My first attempt was to use sagemath. Assuming I got all variables set the code is just.

K = GF(mod)
discrete_log(K(pub1), K(g), mod)

It returns 2100 and as we can check in python/sage pow(10, 2100, mod) - pub1 == 0. As for discrete_log(K(pub1), K(g), mod) it doesn't want to end counting.

But stop.
I added third argument because that's how it is on the sagemath page, but that's actually really strange. The third argument should be ord - integer (multiple of order of base, or None) and the order of the base is actually mod - 1 but that doesn't work. Maybe I don't get the documentation or sth. BUT if we drop the third argument (cause it's optional) both discrete_log(K(pub1), K(g)) and discrete_log(K(pub1), K(g)) count without a problem. My only guess is that setting ord which is actually moultiple of order makes something worse?
But that's me sidetracking, I didn't realize this until writing this writeup.

Also given the logarithm is so small if one would just try bruteforcing his way e.g. counting powers of g until 1e10 he would also find it with no problem.

So we know discrete logarithm of one of the secrets and that allows us to count shared secret which is secret = pow(pub2, discrete_log(pub1), mod).
Actuall number is 470025532326429509257190794699658985614265142446015884571648783710068051626363138484599386732557854.
So then we gotta decode the enc_key (the guess is that's key to symmetric block cipher).

My first idea was that enc_key = secret * key % mod, but to not go in blind I checked on Wikipedia.
I looked for use in encryption and here we find in paragraph 5.1 link to ElGamal Encryption and it says the exact thing I just proposed.

At this point I was sure that I was right so into decrypting we go.
We just have to get enc_key / secret and as we are in Zmod it's key = enc_key * pow(secret, mod - 2, mod) % mod.
The result is key = 128009196690239019135781346654390395054.
That's a pretty small number compared to mod so it must be a hit.
Then I used Crypto.Util.number.long_to_bytes() to convert it to byte-like object.
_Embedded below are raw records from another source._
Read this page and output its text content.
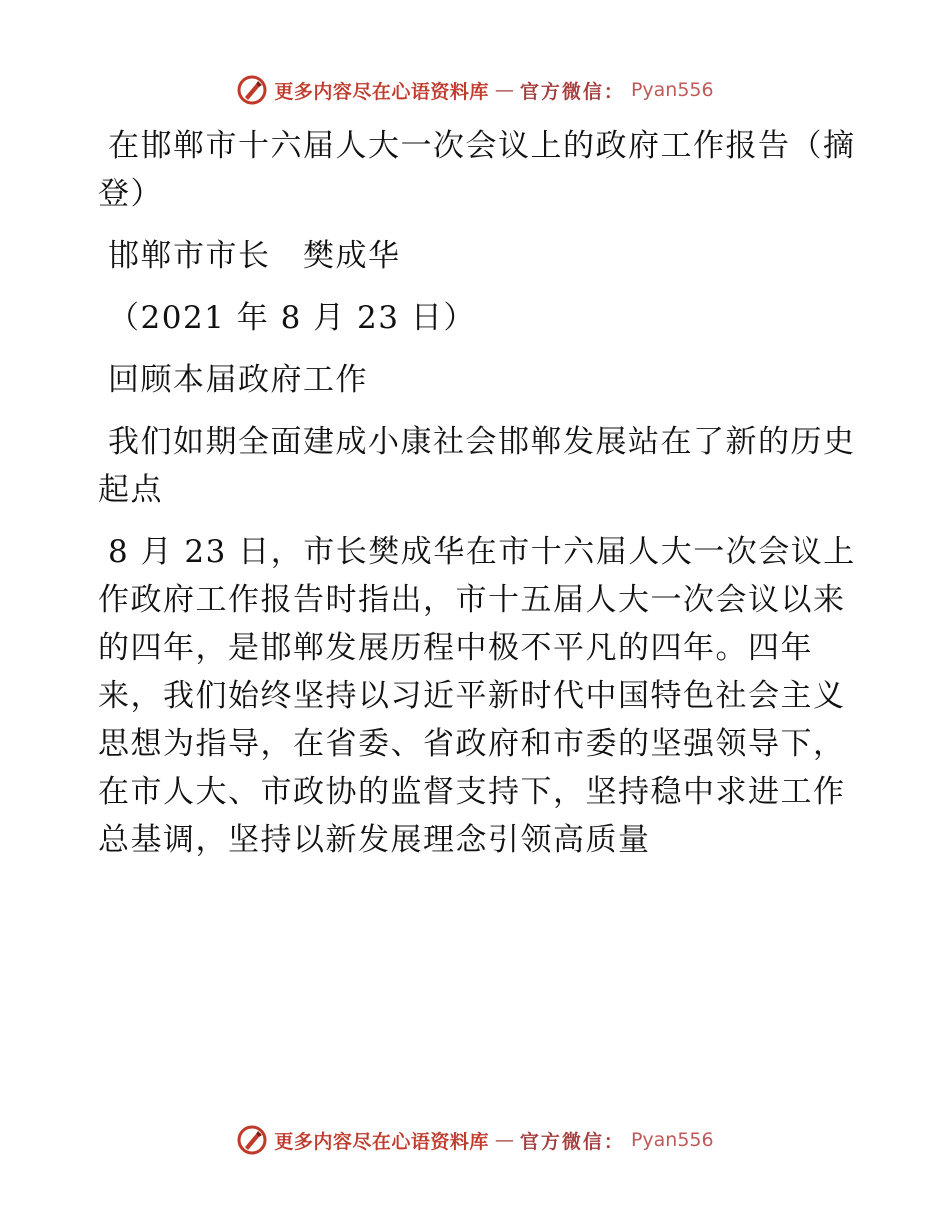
更多内容尽在心语资料库 — 官方微信： Pyan556

在邯郸市十六届人大一次会议上的政府工作报告（摘登）

邯郸市市长　樊成华

（2021 年 8 月 23 日）

回顾本届政府工作

我们如期全面建成小康社会邯郸发展站在了新的历史起点

8 月 23 日，市长樊成华在市十六届人大一次会议上作政府工作报告时指出，市十五届人大一次会议以来的四年，是邯郸发展历程中极不平凡的四年。四年来，我们始终坚持以习近平新时代中国特色社会主义思想为指导，在省委、省政府和市委的坚强领导下，在市人大、市政协的监督支持下，坚持稳中求进工作总基调，坚持以新发展理念引领高质量

更多内容尽在心语资料库 — 官方微信： Pyan556
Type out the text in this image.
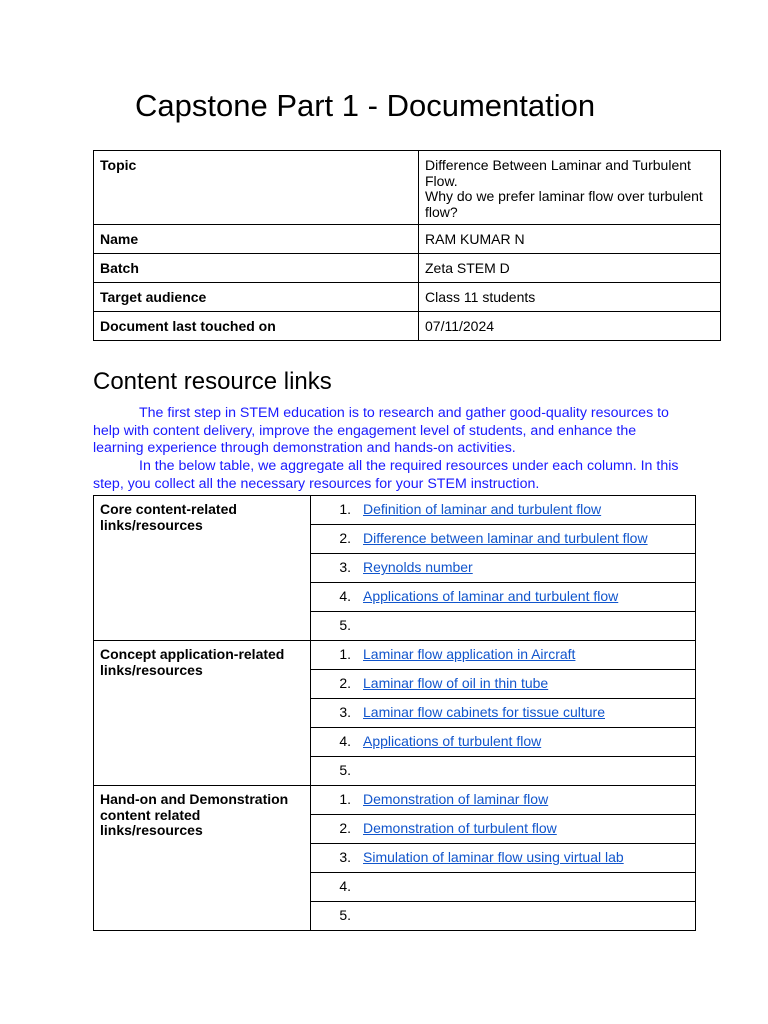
Capstone Part 1 - Documentation
Topic	Difference Between Laminar and Turbulent Flow.
Why do we prefer laminar flow over turbulent flow?

Name	RAM KUMAR N
Batch	Zeta STEM D
Target audience	Class 11 students
Document last touched on	07/11/2024
Content resource links

The first step in STEM education is to research and gather good-quality resources to help with content delivery, improve the engagement level of students, and enhance the learning experience through demonstration and hands-on activities.

In the below table, we aggregate all the required resources under each column. In this step, you collect all the necessary resources for your STEM instruction.

Core content-related links/resources	1. Definition of laminar and turbulent flow
	2. Difference between laminar and turbulent flow
	3. Reynolds number
	4. Applications of laminar and turbulent flow
	5.
Concept application-related links/resources	1. Laminar flow application in Aircraft
	2. Laminar flow of oil in thin tube
	3. Laminar flow cabinets for tissue culture
	4. Applications of turbulent flow
	5.
Hand-on and Demonstration content related links/resources	1. Demonstration of laminar flow
	2. Demonstration of turbulent flow
	3. Simulation of laminar flow using virtual lab
	4.
	5.
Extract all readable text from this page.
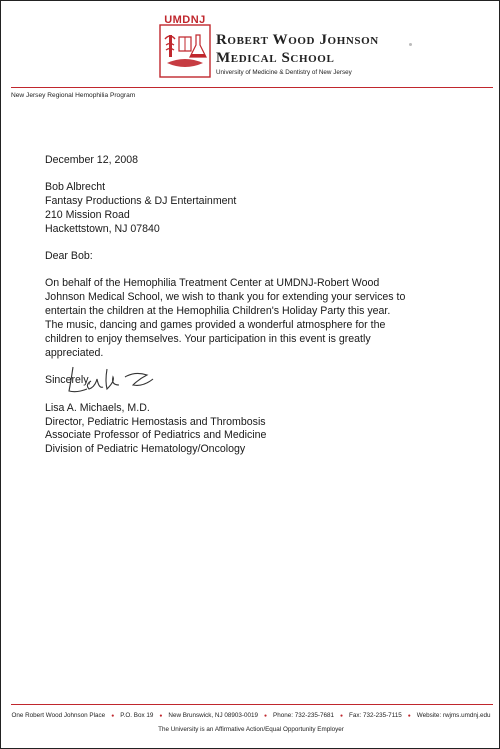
UMDNJ
Robert Wood Johnson
Medical School
University of Medicine & Dentistry of New Jersey
New Jersey Regional Hemophilia Program
December 12, 2008
Bob Albrecht
Fantasy Productions & DJ Entertainment
210 Mission Road
Hackettstown, NJ 07840
Dear Bob:

On behalf of the Hemophilia Treatment Center at UMDNJ-Robert Wood

Johnson Medical School, we wish to thank you for extending your services to

entertain the children at the Hemophilia Children's Holiday Party this year.

The music, dancing and games provided a wonderful atmosphere for the

children to enjoy themselves. Your participation in this event is greatly

appreciated.

Sincerely,
Lisa A. Michaels, M.D.
Director, Pediatric Hemostasis and Thrombosis
Associate Professor of Pediatrics and Medicine
Division of Pediatric Hematology/Oncology
One Robert Wood Johnson Place ● P.O. Box 19 ● New Brunswick, NJ 08903-0019 ● Phone: 732-235-7681 ● Fax: 732-235-7115 ● Website: rwjms.umdnj.edu
The University is an Affirmative Action/Equal Opportunity Employer
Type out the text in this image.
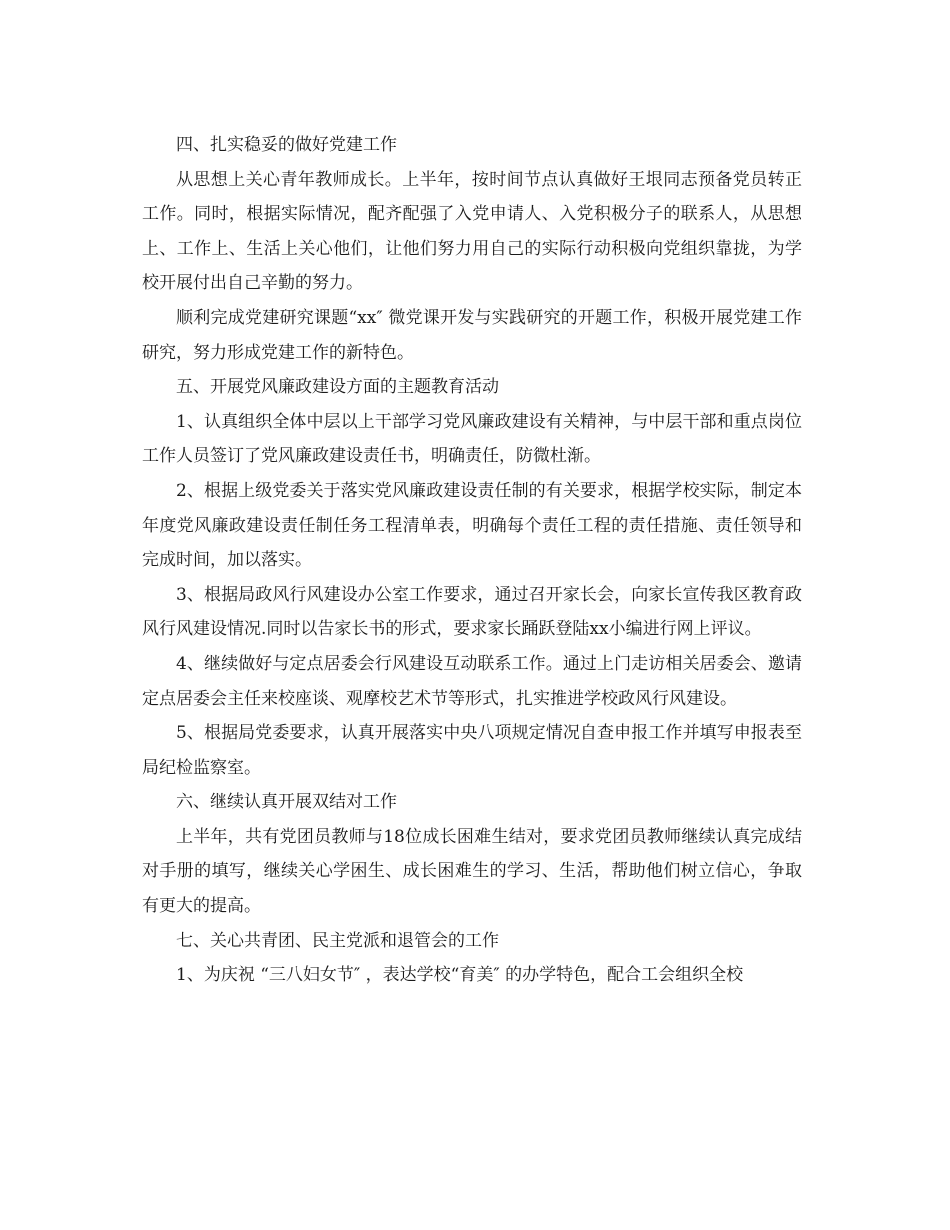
四、扎实稳妥的做好党建工作

从思想上关心青年教师成长。上半年，按时间节点认真做好王垠同志预备党员转正工作。同时，根据实际情况，配齐配强了入党申请人、入党积极分子的联系人，从思想上、工作上、生活上关心他们，让他们努力用自己的实际行动积极向党组织靠拢，为学校开展付出自己辛勤的努力。

顺利完成党建研究课题“xx″ 微党课开发与实践研究的开题工作，积极开展党建工作研究，努力形成党建工作的新特色。

五、开展党风廉政建设方面的主题教育活动

1、认真组织全体中层以上干部学习党风廉政建设有关精神，与中层干部和重点岗位工作人员签订了党风廉政建设责任书，明确责任，防微杜渐。

2、根据上级党委关于落实党风廉政建设责任制的有关要求，根据学校实际，制定本年度党风廉政建设责任制任务工程清单表，明确每个责任工程的责任措施、责任领导和完成时间，加以落实。

3、根据局政风行风建设办公室工作要求，通过召开家长会，向家长宣传我区教育政风行风建设情况.同时以告家长书的形式，要求家长踊跃登陆xx小编进行网上评议。

4、继续做好与定点居委会行风建设互动联系工作。通过上门走访相关居委会、邀请定点居委会主任来校座谈、观摩校艺术节等形式，扎实推进学校政风行风建设。

5、根据局党委要求，认真开展落实中央八项规定情况自查申报工作并填写申报表至局纪检监察室。

六、继续认真开展双结对工作

上半年，共有党团员教师与18位成长困难生结对，要求党团员教师继续认真完成结对手册的填写，继续关心学困生、成长困难生的学习、生活，帮助他们树立信心，争取有更大的提高。

七、关心共青团、民主党派和退管会的工作

1、为庆祝 “三八妇女节″ ，表达学校“育美″ 的办学特色，配合工会组织全校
It's exactly 16 bytes so it's perfect.

So I copied data from fourth packet as hexstream and did:

>>> cipher = '8daa192c19dc4037b58def2935623704856779cefe83ff9042677b9b62661c59'
>>> cipher = int(cipher, 16)
>>> cipher = long_to_bytes(cipher)

Now we have 16-byte key and 32-byte data to decrypt. The obvious guess is AES as the most popular symmetric key algorithm AFAIK.
There are multiple modes but the simplest one is ECB it also gives us full 32-byte of data (e.g. CBC has 16-byte IV).
So the last thing to do is:

>>> from Crypto.Cipher import AES
>>> aes = AES.new(key, mode = AES.MODE_ECB)
>>> aes.decrypt(cipher)
b'WPI{sTRuk_byA_$m0otH_cR!mIn@1}\x00\x00'

Other stuff

So after the competition ended we were chatting with the task author.
He explained what was the last packet about (notice I didn't use it).
Notice that YT links are in format https://www.youtube.com/watch?v=<video id>.
That gives us the video.
That's a hints a fact that mod - 1 is extremely smooth integer (highly divisible):
factor(mod - 1) == 2^6 * 3^13 * 5^12 * 7^14 * 11^2 * 13^13 * 17^10 * 19^4 * 23^14 * 29^12'
Prime numbers that are highly divisible integers plus one are actually really unsafe cryptographically, that's offen modulus = 2 * q + 1 where q is prime. Those primes are called "safe primes".
Given mod - 1 is highly divible one can efficiently count discrite logarithm using this algorithm.
I didn't notice that, but my guess sagemath uses this or similar algorithm since it can count discrete_log(pub2, g).